小さな声で高音へ入り、詰まらない感覚を探します。
大声で試すと、喉を開く前に押し上げになりやすいです。

避けたい考え方

喉を開けば必ず高音が出ると考えないでください。
息、母音、声帯の使い方も同時に関わります。

開く意識で声が暗くなるなら、少しやりすぎです。
明るさを残したまま楽にする方向を探しましょう。

指示が分からないまま続ける必要はありません。
講師や教材の言葉は、自分の声でどう変わるか確認して使ってください。

喉を開くをそのまま受け取らない

高音を出すには喉を開くと言われることがあります。
ただし、この表現をそのまま受け取って、喉の奥を無理に広げようとすると逆に歌いにくくなります。
喉を開くとは、多くの場合、喉を締めすぎず、声が通る余裕を作るという意味で使われています。

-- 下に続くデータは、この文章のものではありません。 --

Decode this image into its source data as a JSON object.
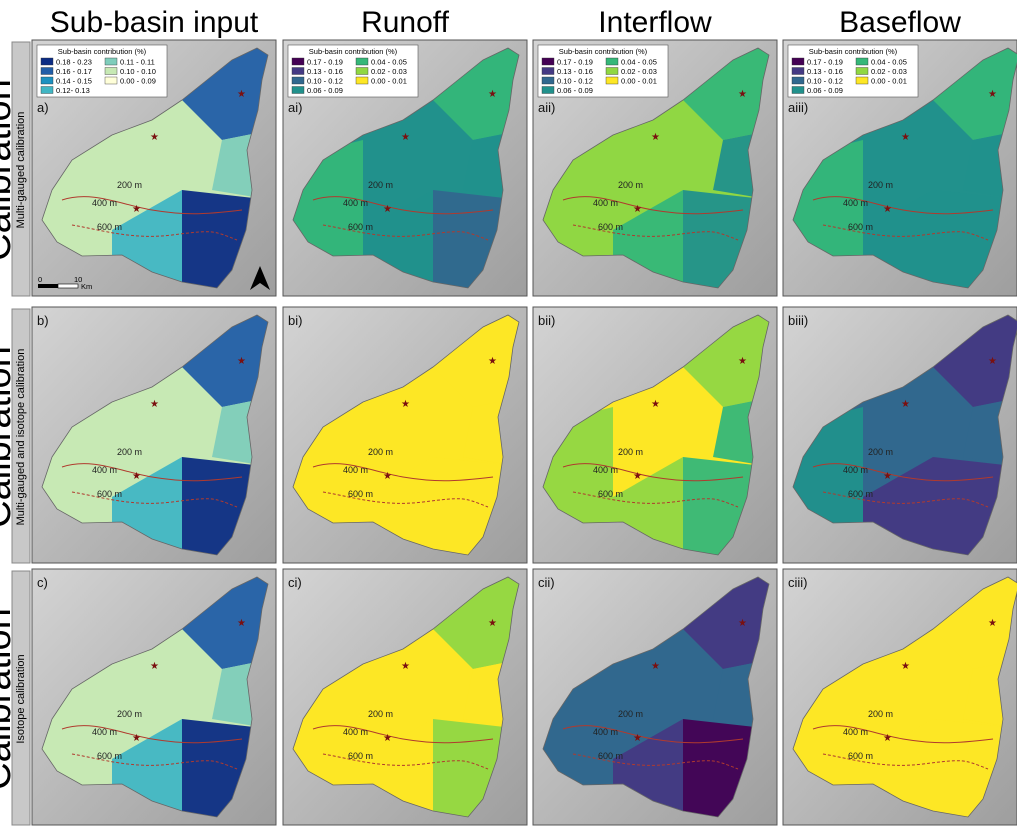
{
  "column_headers": [
    "Sub-basin input",
    "Runoff",
    "Interflow",
    "Baseflow"
  ],
  "rows": [
    {
      "side_label": "Calibration",
      "label": "Multi-gauged calibration",
      "panels": [
        "a)",
        "ai)",
        "aii)",
        "aiii)"
      ]
    },
    {
      "side_label": "Calibration",
      "label": "Multi-gauged and isotope calibration",
      "panels": [
        "b)",
        "bi)",
        "bii)",
        "biii)"
      ]
    },
    {
      "side_label": "Calibration",
      "label": "Isotope calibration",
      "panels": [
        "c)",
        "ci)",
        "cii)",
        "ciii)"
      ]
    }
  ],
  "legend_title": "Sub-basin contribution (%)",
  "legends": {
    "input": [
      {
        "label": "0.18 - 0.23",
        "color": "#0c2c84"
      },
      {
        "label": "0.16 - 0.17",
        "color": "#225ea8"
      },
      {
        "label": "0.14 - 0.15",
        "color": "#1d91c0"
      },
      {
        "label": "0.12- 0.13",
        "color": "#41b6c4"
      },
      {
        "label": "0.11 - 0.11",
        "color": "#7fcdbb"
      },
      {
        "label": "0.10 - 0.10",
        "color": "#c7e9b4"
      },
      {
        "label": "0.00 - 0.09",
        "color": "#ffffd9"
      }
    ],
    "flow": [
      {
        "label": "0.17 - 0.19",
        "color": "#440154"
      },
      {
        "label": "0.13 - 0.16",
        "color": "#443983"
      },
      {
        "label": "0.10 - 0.12",
        "color": "#31688e"
      },
      {
        "label": "0.06 - 0.09",
        "color": "#21918c"
      },
      {
        "label": "0.04 - 0.05",
        "color": "#35b779"
      },
      {
        "label": "0.02 - 0.03",
        "color": "#90d743"
      },
      {
        "label": "0.00 - 0.01",
        "color": "#fde725"
      }
    ]
  },
  "map_labels": [
    "200 m",
    "400 m",
    "600 m"
  ],
  "scale_bar": [
    "0",
    "10",
    "Km"
  ]
}
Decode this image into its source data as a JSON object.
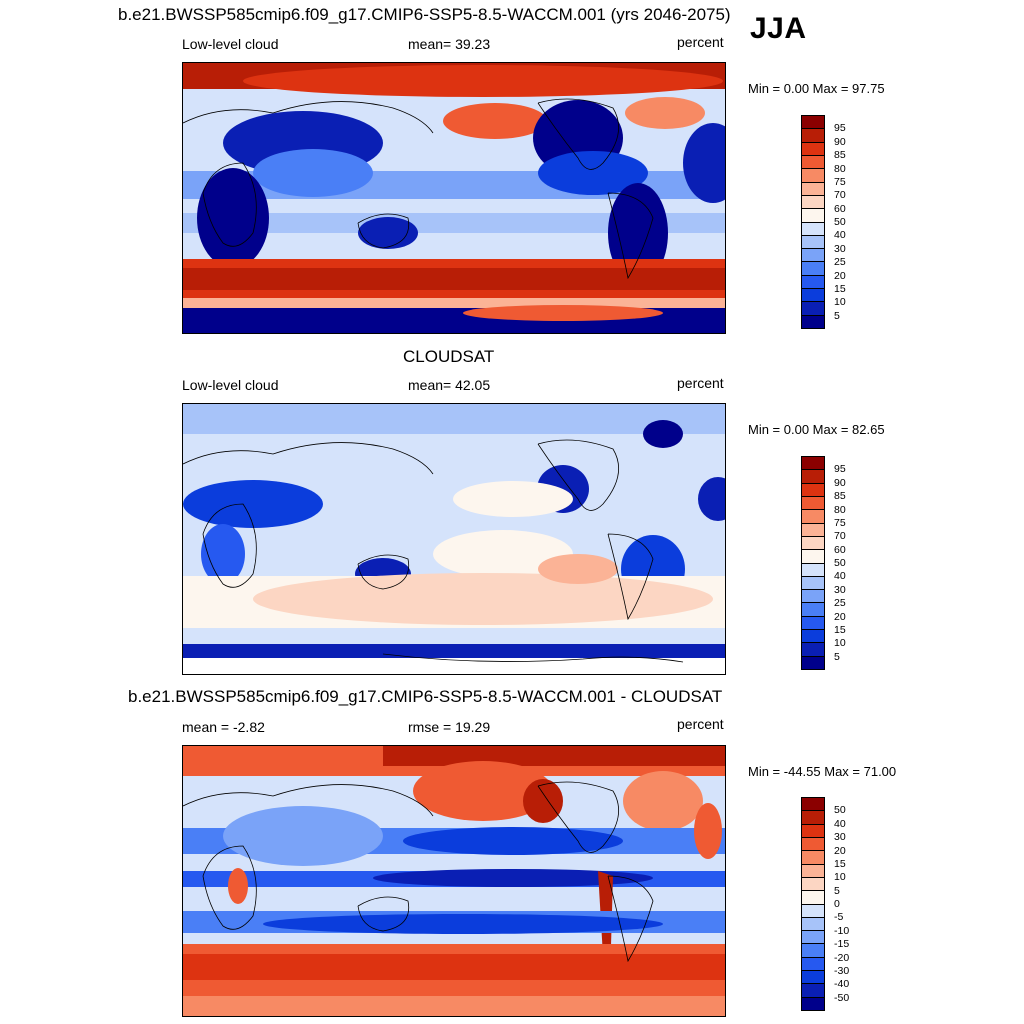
{
  "season": "JJA",
  "panels": [
    {
      "title": "b.e21.BWSSP585cmip6.f09_g17.CMIP6-SSP5-8.5-WACCM.001 (yrs 2046-2075)",
      "left_label": "Low-level cloud",
      "center_label": "mean=  39.23",
      "units": "percent",
      "minmax": "Min =   0.00 Max =  97.75",
      "colorbar_ticks": [
        "95",
        "90",
        "85",
        "80",
        "75",
        "70",
        "60",
        "50",
        "40",
        "30",
        "25",
        "20",
        "15",
        "10",
        "5"
      ]
    },
    {
      "title": "CLOUDSAT",
      "left_label": "Low-level cloud",
      "center_label": "mean=  42.05",
      "units": "percent",
      "minmax": "Min =   0.00 Max =  82.65",
      "colorbar_ticks": [
        "95",
        "90",
        "85",
        "80",
        "75",
        "70",
        "60",
        "50",
        "40",
        "30",
        "25",
        "20",
        "15",
        "10",
        "5"
      ]
    },
    {
      "title": "b.e21.BWSSP585cmip6.f09_g17.CMIP6-SSP5-8.5-WACCM.001 - CLOUDSAT",
      "left_label": "mean =  -2.82",
      "center_label": "rmse =  19.29",
      "units": "percent",
      "minmax": "Min = -44.55 Max =  71.00",
      "colorbar_ticks": [
        "50",
        "40",
        "30",
        "20",
        "15",
        "10",
        "5",
        "0",
        "-5",
        "-10",
        "-15",
        "-20",
        "-30",
        "-40",
        "-50"
      ]
    }
  ],
  "colors": {
    "levels": [
      "#00008b",
      "#0a1fb4",
      "#0b3ddc",
      "#2659f0",
      "#4a7ff6",
      "#7aa3f8",
      "#a7c3f9",
      "#d5e3fb",
      "#fdf6ee",
      "#fcd6c3",
      "#fbb396",
      "#f78a64",
      "#ef5a33",
      "#dd3311",
      "#b81e06",
      "#8b0000"
    ]
  },
  "chart_data": [
    {
      "type": "heatmap",
      "title": "b.e21.BWSSP585cmip6.f09_g17.CMIP6-SSP5-8.5-WACCM.001 (yrs 2046-2075)",
      "variable": "Low-level cloud",
      "units": "percent",
      "mean": 39.23,
      "min": 0.0,
      "max": 97.75,
      "contour_levels": [
        5,
        10,
        15,
        20,
        25,
        30,
        40,
        50,
        60,
        70,
        75,
        80,
        85,
        90,
        95
      ]
    },
    {
      "type": "heatmap",
      "title": "CLOUDSAT",
      "variable": "Low-level cloud",
      "units": "percent",
      "mean": 42.05,
      "min": 0.0,
      "max": 82.65,
      "contour_levels": [
        5,
        10,
        15,
        20,
        25,
        30,
        40,
        50,
        60,
        70,
        75,
        80,
        85,
        90,
        95
      ]
    },
    {
      "type": "heatmap",
      "title": "b.e21.BWSSP585cmip6.f09_g17.CMIP6-SSP5-8.5-WACCM.001 - CLOUDSAT",
      "units": "percent",
      "mean": -2.82,
      "rmse": 19.29,
      "min": -44.55,
      "max": 71.0,
      "contour_levels": [
        -50,
        -40,
        -30,
        -20,
        -15,
        -10,
        -5,
        0,
        5,
        10,
        15,
        20,
        30,
        40,
        50
      ]
    }
  ]
}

初心者がやりがちなのは、あくびのように喉を広げすぎることです。
低い声では太く聞こえても、高音では声がこもったり、言葉が遅れたりします。
高音に必要なのは、広げることだけではなく、母音を保ちながら楽に通すことです。

もう一つの勘違いは、喉を開くために舌を奥へ引いてしまうことです。
舌が下がりすぎると、声の出口が重くなり、滑舌も悪くなります。
喉を楽にしたいときほど、舌先や顎が固まっていないかも確認してください。

喉が開いているかの確認方法

まず、低めのハミングから「あ」へ開きます。
ハミングでは楽なのに「あ」にした瞬間に喉が詰まるなら、口を開けたときに力が入っています。
声量を上げず、同じ軽さのまま母音へ移る練習をします。

次に、「あ」だけでなく「い」「え」も確認します。
喉を開こうとすると「あ」は出しやすくても、イ段やエ段で急に狭くなることがあります。
高音曲ではイ段やエ段が多いので、実際の歌詞に近い母音で見る必要があります。

録音で聞いたとき、声が暗くこもっているなら開きすぎかもしれません。
反対に、鋭く刺さるなら口先や鼻先に寄りすぎている可能性があります。
喉を開く練習は、暗さと鋭さの中間を探す作業です。

歌の中で使える形にする

喉を開く感覚が分かっても、曲で使えなければ意味がありません。
まずは苦しいフレーズを母音だけにして、喉が固まらない形を探します。
そのあと歌詞を戻し、子音を入れても同じ余裕が残るか確認します。

サビで喉が締まる人は、最高音より前の準備を見てください。
高音に入る前から息を増やし、口を横に引き、顎を上げていることがあります。
最高音だけを直すより、その前の二拍を整える方が効果的です。

喉を開くことは目的ではなく、楽に歌うための一つの手段です。
広げすぎ、こもらせすぎ、押し下げすぎに注意しながら、自分の声が一番自然に通る場所を探しましょう。

まとめ

喉を開くという表現は、余計な力を減らし、声の通り道を邪魔しないための感覚語です。
口を大きく開ける、舌を押し下げる、喉を固定することとは違います。
高音では楽に動ける余裕を残すことを大切にしましょう。